6 jours que Duo était dans cette base. 36 heures maintenant qu'il était plongé dans un sommeil hypnotique, dans un état profond de catalepsie. Etendu sur un lit blanc, immaculé, sa silhouette chétive, les yeux grand ouvert, fixait un plafond lumineux. Ses cheveux, étendus comme une auréole sainte autour de son visage endormi, semblaient aussi morts et ankylosés que son corps.

Sur son bras gauche, on pouvait remarquer la trace de piqûres anciennes. G lui avait fait plusieurs analyses sanguines, ainsi que de nombreux autre tests, afin de mieux saisir le concept des ses crises. Qu'est ce qui les provoquaient? Quelles étaient leur degrés de puissance? Leur fréquence? Commet les arrêtés? Les réponses n'étaient désormais plus en suspend, mais il semblait que la vie du natté, elle bien.

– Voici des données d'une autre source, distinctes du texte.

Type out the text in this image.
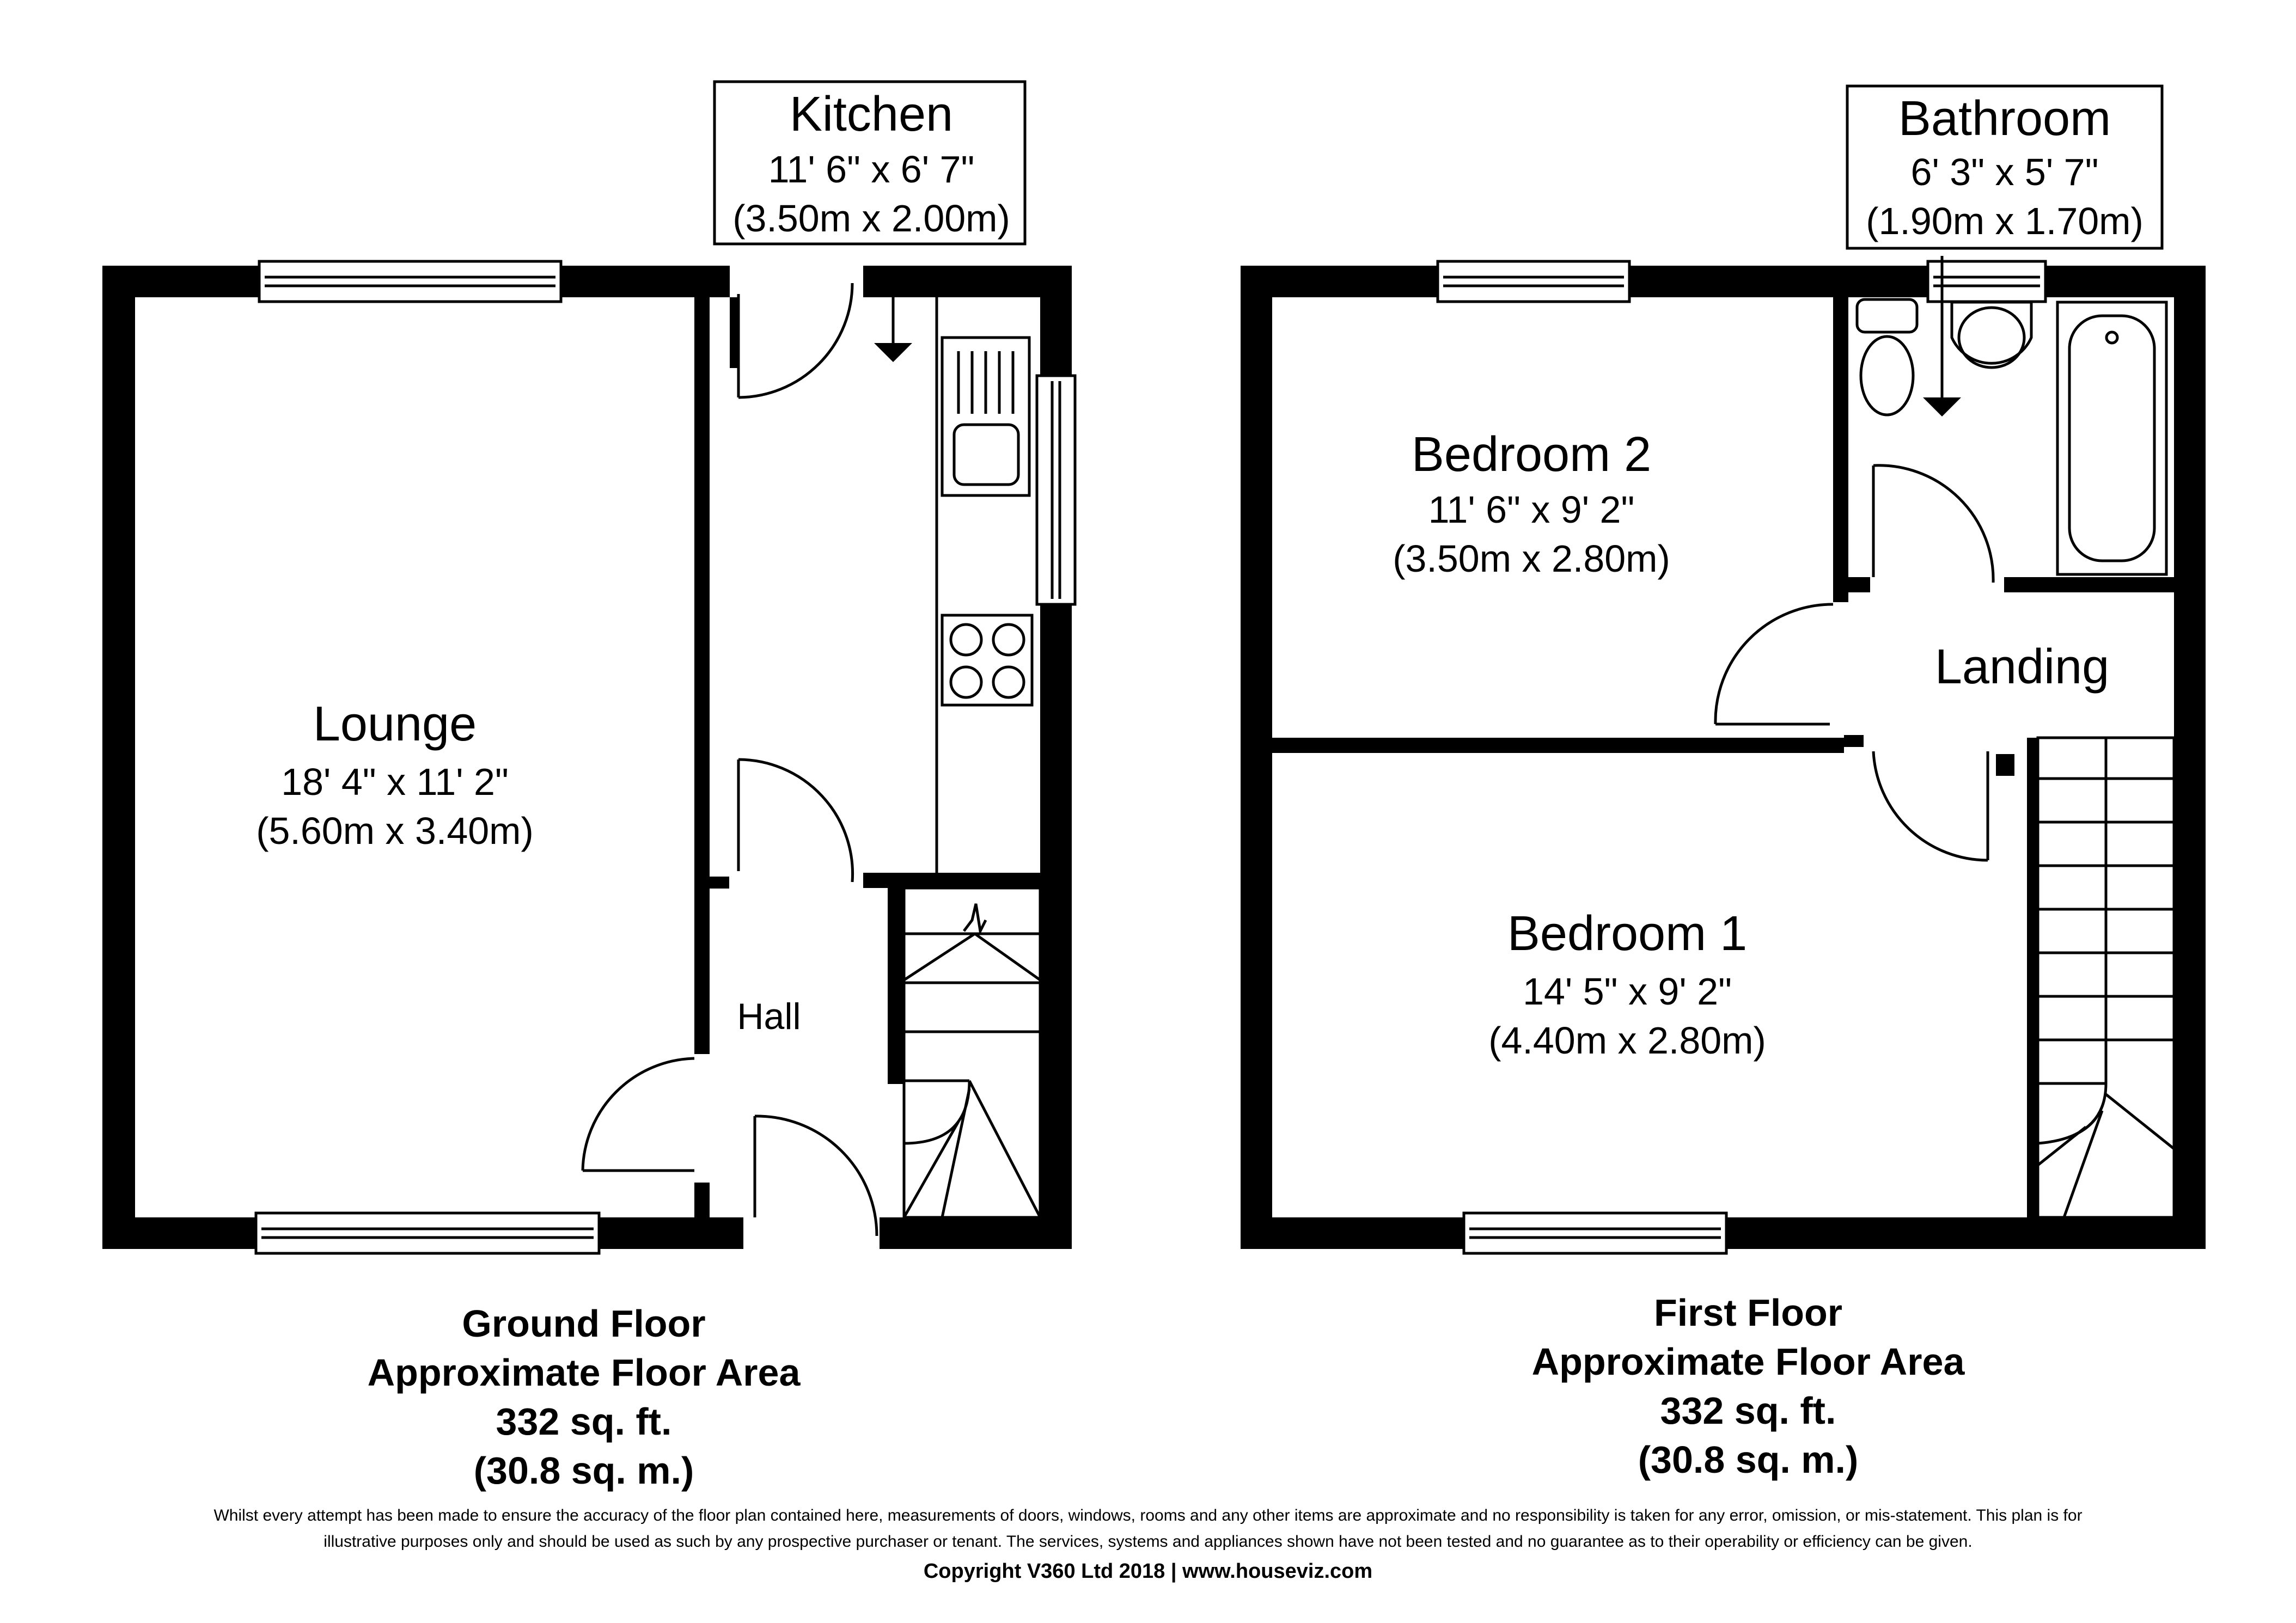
Kitchen
11' 6" x 6' 7"
(3.50m x 2.00m)
Lounge
18' 4" x 11' 2"
(5.60m x 3.40m)
Hall
Ground Floor
Approximate Floor Area
332 sq. ft.
(30.8 sq. m.)
Bathroom
6' 3" x 5' 7"
(1.90m x 1.70m)
Bedroom 2
11' 6" x 9' 2"
(3.50m x 2.80m)
Landing
Bedroom 1
14' 5" x 9' 2"
(4.40m x 2.80m)
First Floor
Approximate Floor Area
332 sq. ft.
(30.8 sq. m.)
Whilst every attempt has been made to ensure the accuracy of the floor plan contained here, measurements of doors, windows, rooms and any other items are approximate and no responsibility is taken for any error, omission, or mis-statement. This plan is for
illustrative purposes only and should be used as such by any prospective purchaser or tenant. The services, systems and appliances shown have not been tested and no guarantee as to their operability or efficiency can be given.
Copyright V360 Ltd 2018 | www.houseviz.com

- Duo? Duo, est ce que tu m'entends?… C'est le professeur G. Si tu m'entends, cligne une fois des yeux.

Un battement de cils.

- Bien. Je vais te faire un bilan de la situation, d'accord? Le détecteur que je t'ai envoyé dans le corps t'a beaucoup affaibli, tu as dormis pendant 36 heures d'affilés. J'ai cependant put en tirer toutes les informations que je désirais. J'ai des bonnes nouvelles pour toi: tes crises peuvent facilement être arrêtées. Pour l'instant, j'ai réussi à les faire disparaître grâce à des calmants. Mais si tu continues d'en prendre, cela pourrait t'abrutir. … Il y a une autre solution, que j'ai pu étudier plus un profondeur, et qui est réalisable.
- Hi… Hilde?
- Tu parles…! C'est bien! Ton amie est parfaitement entourée. Je tiens cette information de source sûre. Elle est actuellement logée dans un hôpital psychiatrique où elle suit une suivi psychologie très performant. Elle a accepté d'étouffer l'affaire. Elle ne dévoilera pas le nom de son agresseur. Tu es couvert, Duo.

-… Je suis un monstre.
- Ne t'inquiètes pas: tu guériras. Je t'en fait le serment. Comme je t'en ai déjà parlé, il faut dans ton cas combattre le mal par le mal. Le seul moyen de faire disparaître ses crises est d'avoir des rapports sexuels avant même que ton corps ne le désire. Selon les tests que j'ai fait, il semblerait que l'I.A. apparaisse toutes les 12 heures. Deux fois par jour, quelqu'un devra donc te soulager. Pendant environ trois mois. Car les rébus de particules qui troublent ton organisme ont besoin de tout ce laps de temps pour être évacués. Mais peut-être que cela prendra moins longtemps: nous ferons des tests ultérieurement pour voir l'avancement de ta guérison.

-…
- Duo, tu restes silencieux?… Te souviens-tu que nous avions parler de Heero? … Et bien… Tout est arrangé. Il le fera.

- t.. é… a
- Comment?
-T.. é… a

Le professeur G se pencha pour mieux saisir les mots du natté. En un soubresaut de vie, Duo parvint à soulever son cou et dit très clairement:

- Tuez… moi.

G se redressa de surprise en écarquillant des yeux. D'une voix pleine de compassion, il expliqua alors:

- Mais mon pauvre ami, regarde toi!… Tu es déjà mort.